MR. ADAMS: So that ... that ...

THE COURT: I ... I see.

MR. ADAMS: ... singular issue that's one right he's not waiving.

THE COURT: All right. Very good. And I understand that.

Record, pp. 173-174.

Second, when the judge went through the proposed plea agreement, he said, "And you're going to reserve the right to appeal the suppression issue." Trial Record, p. 177.

Third, Mr. Adams requested the opportunity to make a record regarding the appeal of the suppression issue. The court granted that request, and Mr. Adams made the following statement:

For purposes of the record, the Court previously had denied a Motion to Suppress the evidence which is the basis for both of the charges to which Mr. Lineberry is pleading guilty here today. And it's been agreed by the State of Indiana that we may pursue that appeal. If we're successful in that appeal, we'll probably, will undoubtedly, file further proceedings in this matter. Uh, the purpose I guess was to come to trial today and, uh, try the case and if there was a conviction [to] appeal and this is the alternative to that. The State has agreed that nothing by entering into this plea agreement will prevent Mr. Lineberry from pursuing that appeal to the Court of Appeals.

Trial Record, pp. 178-179. The prosecutor responded to this statement by saying, "That's accurate, Your Honor." Trial Record, p. 179.

Fourth, while discussing with Lineberry whether the evidence supported the guilty plea, the trial court said to Lineberry,

Mr. Lineberry, we ... we talked about this case. We talked about the suppression issues. You're reserving your right to do the appeal on the suppression issue. You disagree with my ruling. And you have every right to do that. I don't have a problem with that.

Record, p. 186.

Fifth, when the judge asked for any final comments, Mr.
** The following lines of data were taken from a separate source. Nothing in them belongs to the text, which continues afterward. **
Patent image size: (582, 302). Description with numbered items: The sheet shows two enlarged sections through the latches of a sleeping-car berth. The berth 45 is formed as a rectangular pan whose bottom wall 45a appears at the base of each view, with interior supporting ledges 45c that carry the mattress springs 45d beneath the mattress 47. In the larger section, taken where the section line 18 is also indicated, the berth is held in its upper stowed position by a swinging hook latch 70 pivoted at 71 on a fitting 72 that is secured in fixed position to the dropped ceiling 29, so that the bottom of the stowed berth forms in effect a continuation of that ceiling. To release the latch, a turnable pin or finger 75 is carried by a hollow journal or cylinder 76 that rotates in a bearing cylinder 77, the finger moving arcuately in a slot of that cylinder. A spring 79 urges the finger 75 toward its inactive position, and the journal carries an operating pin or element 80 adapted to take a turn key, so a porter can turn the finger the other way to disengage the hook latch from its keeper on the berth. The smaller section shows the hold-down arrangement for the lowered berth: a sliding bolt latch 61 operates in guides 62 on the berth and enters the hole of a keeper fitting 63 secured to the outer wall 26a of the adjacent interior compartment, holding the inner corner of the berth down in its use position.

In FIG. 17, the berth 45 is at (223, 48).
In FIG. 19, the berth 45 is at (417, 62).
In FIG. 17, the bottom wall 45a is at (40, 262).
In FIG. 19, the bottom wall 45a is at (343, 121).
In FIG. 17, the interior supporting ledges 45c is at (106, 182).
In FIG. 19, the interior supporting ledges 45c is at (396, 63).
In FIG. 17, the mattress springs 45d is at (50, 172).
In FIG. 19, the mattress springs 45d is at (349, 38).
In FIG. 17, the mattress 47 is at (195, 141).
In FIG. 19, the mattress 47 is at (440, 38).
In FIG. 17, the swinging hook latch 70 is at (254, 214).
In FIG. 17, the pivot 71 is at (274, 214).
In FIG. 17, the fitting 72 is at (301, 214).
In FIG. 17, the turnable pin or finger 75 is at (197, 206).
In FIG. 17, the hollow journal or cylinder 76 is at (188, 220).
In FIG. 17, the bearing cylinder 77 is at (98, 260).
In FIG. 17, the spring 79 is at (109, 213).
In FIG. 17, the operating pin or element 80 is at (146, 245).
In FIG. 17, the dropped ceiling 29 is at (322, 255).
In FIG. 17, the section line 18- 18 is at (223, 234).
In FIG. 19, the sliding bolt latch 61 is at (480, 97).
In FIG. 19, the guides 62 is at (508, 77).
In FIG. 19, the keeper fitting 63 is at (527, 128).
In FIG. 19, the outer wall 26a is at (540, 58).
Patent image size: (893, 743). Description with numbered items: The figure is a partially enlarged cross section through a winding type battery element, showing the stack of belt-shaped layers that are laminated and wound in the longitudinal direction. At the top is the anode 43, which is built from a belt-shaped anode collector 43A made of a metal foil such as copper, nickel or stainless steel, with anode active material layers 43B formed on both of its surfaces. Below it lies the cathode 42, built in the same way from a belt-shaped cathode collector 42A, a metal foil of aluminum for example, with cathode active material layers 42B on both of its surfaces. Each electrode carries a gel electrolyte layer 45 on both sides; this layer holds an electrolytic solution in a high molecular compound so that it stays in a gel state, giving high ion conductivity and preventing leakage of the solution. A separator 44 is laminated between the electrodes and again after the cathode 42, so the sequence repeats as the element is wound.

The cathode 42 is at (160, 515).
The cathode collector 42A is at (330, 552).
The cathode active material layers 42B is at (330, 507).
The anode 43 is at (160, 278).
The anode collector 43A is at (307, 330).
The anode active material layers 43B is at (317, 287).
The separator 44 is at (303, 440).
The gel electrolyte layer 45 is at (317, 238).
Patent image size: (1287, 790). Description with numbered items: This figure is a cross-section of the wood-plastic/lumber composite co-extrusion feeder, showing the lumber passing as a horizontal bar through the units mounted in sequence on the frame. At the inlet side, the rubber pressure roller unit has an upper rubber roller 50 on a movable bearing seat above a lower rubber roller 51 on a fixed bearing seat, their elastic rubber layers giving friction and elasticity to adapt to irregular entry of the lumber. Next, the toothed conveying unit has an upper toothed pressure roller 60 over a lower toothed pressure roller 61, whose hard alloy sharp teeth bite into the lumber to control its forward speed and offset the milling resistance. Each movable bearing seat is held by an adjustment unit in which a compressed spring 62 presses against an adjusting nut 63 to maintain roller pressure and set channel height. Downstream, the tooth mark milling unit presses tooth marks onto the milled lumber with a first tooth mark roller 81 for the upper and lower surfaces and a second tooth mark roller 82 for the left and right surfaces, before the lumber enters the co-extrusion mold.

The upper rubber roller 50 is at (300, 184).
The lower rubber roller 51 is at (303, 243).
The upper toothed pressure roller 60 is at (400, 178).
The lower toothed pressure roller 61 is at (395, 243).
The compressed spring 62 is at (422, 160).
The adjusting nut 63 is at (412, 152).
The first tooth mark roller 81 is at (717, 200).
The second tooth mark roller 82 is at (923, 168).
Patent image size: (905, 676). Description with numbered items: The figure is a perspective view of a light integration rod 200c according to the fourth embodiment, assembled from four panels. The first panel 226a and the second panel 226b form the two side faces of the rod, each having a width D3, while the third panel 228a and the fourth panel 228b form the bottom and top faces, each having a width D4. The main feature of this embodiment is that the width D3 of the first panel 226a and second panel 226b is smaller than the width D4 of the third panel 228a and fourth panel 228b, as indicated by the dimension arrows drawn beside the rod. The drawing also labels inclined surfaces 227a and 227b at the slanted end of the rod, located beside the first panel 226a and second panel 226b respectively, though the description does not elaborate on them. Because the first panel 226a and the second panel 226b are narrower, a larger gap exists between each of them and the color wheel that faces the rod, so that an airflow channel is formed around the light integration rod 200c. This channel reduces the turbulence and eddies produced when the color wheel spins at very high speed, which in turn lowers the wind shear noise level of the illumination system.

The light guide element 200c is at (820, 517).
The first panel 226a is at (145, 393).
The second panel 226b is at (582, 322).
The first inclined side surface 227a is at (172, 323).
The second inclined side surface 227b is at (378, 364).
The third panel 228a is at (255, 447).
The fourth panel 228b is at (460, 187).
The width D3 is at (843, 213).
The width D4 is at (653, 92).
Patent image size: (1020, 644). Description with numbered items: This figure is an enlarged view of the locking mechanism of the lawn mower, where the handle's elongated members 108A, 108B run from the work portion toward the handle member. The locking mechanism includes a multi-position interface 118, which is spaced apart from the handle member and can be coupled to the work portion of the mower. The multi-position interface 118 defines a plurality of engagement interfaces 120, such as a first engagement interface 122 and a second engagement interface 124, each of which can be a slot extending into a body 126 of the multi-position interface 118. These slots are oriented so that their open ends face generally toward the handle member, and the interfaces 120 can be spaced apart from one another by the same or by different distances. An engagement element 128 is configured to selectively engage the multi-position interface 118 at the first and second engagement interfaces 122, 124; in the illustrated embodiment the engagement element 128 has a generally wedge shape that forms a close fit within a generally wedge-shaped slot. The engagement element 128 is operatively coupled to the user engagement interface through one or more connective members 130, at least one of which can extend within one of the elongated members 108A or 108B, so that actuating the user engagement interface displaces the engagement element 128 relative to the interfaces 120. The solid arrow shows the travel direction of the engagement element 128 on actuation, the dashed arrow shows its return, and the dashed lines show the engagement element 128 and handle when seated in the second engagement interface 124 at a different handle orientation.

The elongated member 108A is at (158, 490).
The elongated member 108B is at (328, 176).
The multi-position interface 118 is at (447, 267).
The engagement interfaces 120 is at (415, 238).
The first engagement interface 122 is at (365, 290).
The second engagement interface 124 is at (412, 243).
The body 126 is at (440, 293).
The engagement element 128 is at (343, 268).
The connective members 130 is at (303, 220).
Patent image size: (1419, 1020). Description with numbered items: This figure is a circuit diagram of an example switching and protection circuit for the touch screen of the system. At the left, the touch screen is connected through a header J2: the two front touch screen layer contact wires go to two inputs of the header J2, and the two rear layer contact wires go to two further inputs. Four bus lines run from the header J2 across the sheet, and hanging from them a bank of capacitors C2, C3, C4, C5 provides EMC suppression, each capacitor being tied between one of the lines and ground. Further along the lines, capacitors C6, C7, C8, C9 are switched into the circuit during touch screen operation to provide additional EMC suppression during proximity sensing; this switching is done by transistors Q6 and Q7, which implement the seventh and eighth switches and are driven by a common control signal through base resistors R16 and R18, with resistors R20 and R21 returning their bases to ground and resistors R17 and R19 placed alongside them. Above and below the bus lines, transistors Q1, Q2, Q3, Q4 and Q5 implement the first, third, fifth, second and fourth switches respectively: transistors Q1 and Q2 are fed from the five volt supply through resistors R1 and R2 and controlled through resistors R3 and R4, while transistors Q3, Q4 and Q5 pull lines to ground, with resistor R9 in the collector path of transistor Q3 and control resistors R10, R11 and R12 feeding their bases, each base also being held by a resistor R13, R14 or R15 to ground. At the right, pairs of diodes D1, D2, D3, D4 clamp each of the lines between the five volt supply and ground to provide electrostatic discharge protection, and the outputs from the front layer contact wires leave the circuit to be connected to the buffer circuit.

Adams replied, "Judge, I think we stated pretty well our positioning preserving the right to appeal the issue." Trial Record, p. 191.

Finally, when the court read its sentencing statement, it said, "We'll note that the defendant is reserving the right to appeal with respect to issues raised in the suppression hearing." Trial Record, p. 193.

[7] We acknowledge and do not challenge the Indiana case law holding that for a defendant's guilty plea to be voluntary a trial court is only required to inform defendants of the rights that they are waiving as outlined in Ind.Code § 35-35-1-2, and that, therefore, a trial court is not required to inform the defendant that he is waiving his right to appeal. Silvers v. State, 499 N.E.2d 249, 252 (Ind. 1986); Garcia v. State, 466 N.E.2d 33, 34 (Ind.1984); Albright v. State, 463 N.E.2d 270, 272 (Ind.1984). We believe this case presents a situation distinct from those cases, however, because Lineberry was not left unaware that he was waiving his right to appeal. Instead, he was specifically told that he had could reserve his right to appeal, when he clearly could not reserve that right. See Ford, 618 N.E.2d at 38-39; supra Part I.